Filed under: Featured News,South Philadelphia,South Philly,Subject Categories |

by Jean Donohue
Italian influence and charm distinguishes South Philly culture.
Family owned restaurants line the streets where pasta sauce is referred to as “gravy,” its trademark misnomer.
As a whole, Philadelphia is known for its mix of cultures with different ethnic groups boasting a center of pride.

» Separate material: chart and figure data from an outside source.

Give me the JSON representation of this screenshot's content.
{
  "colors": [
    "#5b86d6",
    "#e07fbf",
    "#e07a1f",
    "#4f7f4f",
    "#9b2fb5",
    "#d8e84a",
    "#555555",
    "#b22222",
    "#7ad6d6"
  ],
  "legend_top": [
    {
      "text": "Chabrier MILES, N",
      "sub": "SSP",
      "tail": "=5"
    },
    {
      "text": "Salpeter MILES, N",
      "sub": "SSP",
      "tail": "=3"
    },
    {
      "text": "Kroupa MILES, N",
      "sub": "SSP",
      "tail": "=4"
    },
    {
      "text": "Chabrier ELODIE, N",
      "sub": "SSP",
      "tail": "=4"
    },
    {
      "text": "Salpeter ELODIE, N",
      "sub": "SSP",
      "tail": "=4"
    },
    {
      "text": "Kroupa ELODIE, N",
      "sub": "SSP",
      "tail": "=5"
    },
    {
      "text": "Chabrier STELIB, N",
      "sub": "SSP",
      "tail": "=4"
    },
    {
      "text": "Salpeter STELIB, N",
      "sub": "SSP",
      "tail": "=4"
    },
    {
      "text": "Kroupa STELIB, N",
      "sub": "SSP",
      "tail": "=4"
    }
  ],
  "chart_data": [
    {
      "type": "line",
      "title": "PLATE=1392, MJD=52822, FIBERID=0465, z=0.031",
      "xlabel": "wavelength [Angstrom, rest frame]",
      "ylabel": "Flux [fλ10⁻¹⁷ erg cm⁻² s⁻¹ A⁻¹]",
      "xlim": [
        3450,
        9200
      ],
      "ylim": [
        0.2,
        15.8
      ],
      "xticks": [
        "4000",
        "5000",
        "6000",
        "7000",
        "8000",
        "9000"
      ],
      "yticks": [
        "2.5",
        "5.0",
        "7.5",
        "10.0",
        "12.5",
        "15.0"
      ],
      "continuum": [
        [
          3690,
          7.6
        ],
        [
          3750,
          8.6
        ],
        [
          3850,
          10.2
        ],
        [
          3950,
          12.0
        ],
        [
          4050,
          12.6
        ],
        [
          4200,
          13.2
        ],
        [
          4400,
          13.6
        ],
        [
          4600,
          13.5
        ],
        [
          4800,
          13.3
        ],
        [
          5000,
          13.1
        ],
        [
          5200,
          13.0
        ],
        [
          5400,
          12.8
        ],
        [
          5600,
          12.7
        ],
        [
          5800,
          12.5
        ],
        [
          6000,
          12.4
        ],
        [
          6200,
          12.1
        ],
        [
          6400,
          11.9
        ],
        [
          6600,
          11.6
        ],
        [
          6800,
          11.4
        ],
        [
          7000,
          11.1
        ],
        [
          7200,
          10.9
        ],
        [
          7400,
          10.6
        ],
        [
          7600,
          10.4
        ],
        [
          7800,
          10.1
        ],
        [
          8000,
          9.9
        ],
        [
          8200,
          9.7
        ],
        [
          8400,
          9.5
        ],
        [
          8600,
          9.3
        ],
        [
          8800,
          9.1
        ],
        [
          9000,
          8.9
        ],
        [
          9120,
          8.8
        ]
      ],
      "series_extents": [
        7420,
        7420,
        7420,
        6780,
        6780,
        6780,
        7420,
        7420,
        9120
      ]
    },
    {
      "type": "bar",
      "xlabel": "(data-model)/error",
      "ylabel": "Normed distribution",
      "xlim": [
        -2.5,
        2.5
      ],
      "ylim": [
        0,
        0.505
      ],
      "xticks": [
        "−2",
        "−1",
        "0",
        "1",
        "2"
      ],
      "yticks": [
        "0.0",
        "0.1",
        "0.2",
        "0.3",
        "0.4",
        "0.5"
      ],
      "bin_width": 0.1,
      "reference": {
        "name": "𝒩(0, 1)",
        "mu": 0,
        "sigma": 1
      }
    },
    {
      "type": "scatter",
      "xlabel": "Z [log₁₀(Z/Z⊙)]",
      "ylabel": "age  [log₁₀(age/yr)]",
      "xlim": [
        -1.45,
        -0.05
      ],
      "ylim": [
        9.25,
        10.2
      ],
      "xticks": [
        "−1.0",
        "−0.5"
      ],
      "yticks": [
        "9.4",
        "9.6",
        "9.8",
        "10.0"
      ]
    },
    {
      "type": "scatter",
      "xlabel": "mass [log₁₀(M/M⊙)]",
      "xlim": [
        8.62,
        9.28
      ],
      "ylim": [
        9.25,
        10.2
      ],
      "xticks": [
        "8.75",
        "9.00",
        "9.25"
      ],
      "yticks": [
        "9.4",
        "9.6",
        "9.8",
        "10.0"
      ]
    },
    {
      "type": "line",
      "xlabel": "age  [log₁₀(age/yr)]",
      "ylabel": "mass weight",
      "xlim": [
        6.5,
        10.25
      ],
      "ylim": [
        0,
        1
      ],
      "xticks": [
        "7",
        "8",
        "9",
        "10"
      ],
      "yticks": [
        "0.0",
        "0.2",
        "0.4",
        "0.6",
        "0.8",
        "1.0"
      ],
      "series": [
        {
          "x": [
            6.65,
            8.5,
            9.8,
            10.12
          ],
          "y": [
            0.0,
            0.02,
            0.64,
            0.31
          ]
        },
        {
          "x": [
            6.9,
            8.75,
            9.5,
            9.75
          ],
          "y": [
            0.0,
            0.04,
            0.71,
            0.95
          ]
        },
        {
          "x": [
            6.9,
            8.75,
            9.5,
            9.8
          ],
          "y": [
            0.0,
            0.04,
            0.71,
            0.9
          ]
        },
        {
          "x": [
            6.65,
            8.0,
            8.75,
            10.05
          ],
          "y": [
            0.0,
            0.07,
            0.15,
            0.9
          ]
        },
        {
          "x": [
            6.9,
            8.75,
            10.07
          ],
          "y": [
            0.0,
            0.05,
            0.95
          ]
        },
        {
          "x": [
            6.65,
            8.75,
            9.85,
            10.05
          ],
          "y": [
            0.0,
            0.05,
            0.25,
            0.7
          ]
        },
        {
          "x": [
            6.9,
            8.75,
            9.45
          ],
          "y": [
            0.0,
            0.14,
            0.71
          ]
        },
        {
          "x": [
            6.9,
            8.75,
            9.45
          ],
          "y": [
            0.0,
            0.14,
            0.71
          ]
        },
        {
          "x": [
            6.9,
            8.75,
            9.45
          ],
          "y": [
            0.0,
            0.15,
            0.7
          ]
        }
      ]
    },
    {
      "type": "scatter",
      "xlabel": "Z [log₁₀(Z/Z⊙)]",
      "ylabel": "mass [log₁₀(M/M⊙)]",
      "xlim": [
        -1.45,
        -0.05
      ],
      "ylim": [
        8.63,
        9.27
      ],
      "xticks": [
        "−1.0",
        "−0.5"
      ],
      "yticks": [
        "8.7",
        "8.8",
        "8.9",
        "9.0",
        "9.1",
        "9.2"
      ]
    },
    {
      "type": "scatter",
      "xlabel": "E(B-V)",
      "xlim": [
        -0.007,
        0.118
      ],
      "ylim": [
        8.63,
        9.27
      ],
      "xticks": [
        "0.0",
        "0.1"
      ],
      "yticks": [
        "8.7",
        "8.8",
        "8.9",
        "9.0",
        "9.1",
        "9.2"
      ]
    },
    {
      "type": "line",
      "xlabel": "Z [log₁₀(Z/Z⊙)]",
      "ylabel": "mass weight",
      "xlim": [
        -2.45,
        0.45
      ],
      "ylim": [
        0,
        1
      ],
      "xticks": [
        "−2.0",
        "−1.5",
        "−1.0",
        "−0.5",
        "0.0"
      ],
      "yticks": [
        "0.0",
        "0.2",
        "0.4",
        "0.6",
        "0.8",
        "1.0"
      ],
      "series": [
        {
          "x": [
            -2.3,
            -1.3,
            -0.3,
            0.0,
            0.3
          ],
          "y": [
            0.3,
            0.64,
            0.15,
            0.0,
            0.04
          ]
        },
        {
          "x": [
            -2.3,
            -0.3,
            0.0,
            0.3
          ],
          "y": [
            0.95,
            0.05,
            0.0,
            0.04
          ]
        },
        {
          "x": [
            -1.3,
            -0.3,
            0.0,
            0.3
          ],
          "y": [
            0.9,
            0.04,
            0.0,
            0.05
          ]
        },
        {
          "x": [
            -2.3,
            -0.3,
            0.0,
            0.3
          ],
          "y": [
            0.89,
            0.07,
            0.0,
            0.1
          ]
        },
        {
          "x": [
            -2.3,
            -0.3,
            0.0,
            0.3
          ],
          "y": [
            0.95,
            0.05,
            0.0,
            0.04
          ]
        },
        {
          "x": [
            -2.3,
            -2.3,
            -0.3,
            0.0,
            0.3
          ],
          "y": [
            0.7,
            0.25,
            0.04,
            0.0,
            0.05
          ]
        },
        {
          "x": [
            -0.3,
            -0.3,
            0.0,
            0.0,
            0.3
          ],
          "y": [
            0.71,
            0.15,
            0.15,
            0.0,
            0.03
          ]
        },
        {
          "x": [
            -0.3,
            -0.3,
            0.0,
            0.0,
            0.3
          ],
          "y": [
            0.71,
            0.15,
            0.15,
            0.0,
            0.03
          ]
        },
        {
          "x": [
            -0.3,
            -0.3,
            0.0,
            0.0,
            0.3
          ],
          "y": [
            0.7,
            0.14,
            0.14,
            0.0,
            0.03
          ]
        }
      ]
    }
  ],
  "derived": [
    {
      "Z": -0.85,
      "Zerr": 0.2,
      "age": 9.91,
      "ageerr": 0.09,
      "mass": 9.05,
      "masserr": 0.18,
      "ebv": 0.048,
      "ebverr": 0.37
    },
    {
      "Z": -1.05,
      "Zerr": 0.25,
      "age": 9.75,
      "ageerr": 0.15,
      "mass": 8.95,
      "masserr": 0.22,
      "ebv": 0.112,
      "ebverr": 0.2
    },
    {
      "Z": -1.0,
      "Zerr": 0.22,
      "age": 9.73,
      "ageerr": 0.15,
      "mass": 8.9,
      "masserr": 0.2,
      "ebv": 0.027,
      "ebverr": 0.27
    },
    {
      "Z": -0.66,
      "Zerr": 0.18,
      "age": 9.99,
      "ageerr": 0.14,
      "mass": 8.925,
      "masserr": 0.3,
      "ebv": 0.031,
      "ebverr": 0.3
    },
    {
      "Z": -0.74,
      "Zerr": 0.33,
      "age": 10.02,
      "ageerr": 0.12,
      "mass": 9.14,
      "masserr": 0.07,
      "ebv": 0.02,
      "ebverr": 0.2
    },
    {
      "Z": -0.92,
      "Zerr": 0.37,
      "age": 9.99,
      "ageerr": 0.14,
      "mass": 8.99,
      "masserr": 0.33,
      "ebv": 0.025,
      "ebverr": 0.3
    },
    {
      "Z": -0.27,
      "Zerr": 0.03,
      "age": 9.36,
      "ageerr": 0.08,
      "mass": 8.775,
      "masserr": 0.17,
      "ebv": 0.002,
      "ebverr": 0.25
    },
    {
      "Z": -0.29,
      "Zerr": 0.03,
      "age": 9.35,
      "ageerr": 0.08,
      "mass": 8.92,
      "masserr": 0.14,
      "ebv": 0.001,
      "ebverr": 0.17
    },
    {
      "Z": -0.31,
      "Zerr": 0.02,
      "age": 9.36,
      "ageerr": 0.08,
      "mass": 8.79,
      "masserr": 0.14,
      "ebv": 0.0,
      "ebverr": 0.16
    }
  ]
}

There’s the African American Museum on Arch Street, the Polish American Cultural Center on Walnut Street and as of June 2014, the History of Italian Immigration Museum on Passyunk Avenue in South Philly.

FILITALIA International’s History of Italian Immigration Museum on E. Passyunk Avenue and Mifflin Streets opened its  doors to the public July 8, 2015.

FILITALIA International’s History of Italian Immigration Museum on E. Passyunk Avenue and Mifflin Streets opened its doors to the public July 8, 2015.

Since its inception, the Filitalia International organization has bounded its mission to the preservation of Italian culture and is doing so by opening this museum in a community whose Italian flair has shaped a unique, local personality.
Filitalia International is a nonprofit that includes 20 chapters, nine of which are international. A center of the South Philadelphia chapter, The “M. Fabrizio & P. Nestico Center for Language and Culture” is located on E. Passyunk Avenue and Mifflin Streets.
Opened in 2005, the center offers Italian language classes at an affordable price. Members of the Filitalia organization receive a discount on services such as language classes and become part of a tight-knit network of Italian Americans. Annual scholarships up to $1,000 in value are awarded to elementary through college students who have been involved in the organization for more than two years. Filitalia also recognizes outstanding Italian Americans through its annual awards ceremony.
Barbara Ann Zippi, a recipient of Filitalia’s Humanitarian Award, conceived and produced the TV show, “Ciao Bella Living Italian Style”, for Radnor Studio Channel 21. A documentary of Italian lifestyle, its premiere episode (aired May 2, 2015) titled “Who makes the best gravy?” featured the South Philly bred Giacchino family.
Rosetta Miriello, president of Filitalia’s South Philadelphia chapter, is adamant about exactly what “Filitalia” translates to: love for Italy. She aims to inspire a sense of heritage into a particularly lukewarm generation of Italian Americans.
“We’re working for the future,” she said.
Filitalia’s awards and scholarships are just one way that the organization aims to celebrate Italian Americans; they hope the immigration museum will transcend Filitalia’s message to a larger canvas. Beginning July 8, 2015, the museum opened its doors to the public four days a week, Wednesday, Friday, Saturday and Sunday.
With this, Filitalia International continues to honor heritage in South Philadelphia, a community whose Italian influence has made it the place of grit, guts, sharp wit and starchy cooking we experience today.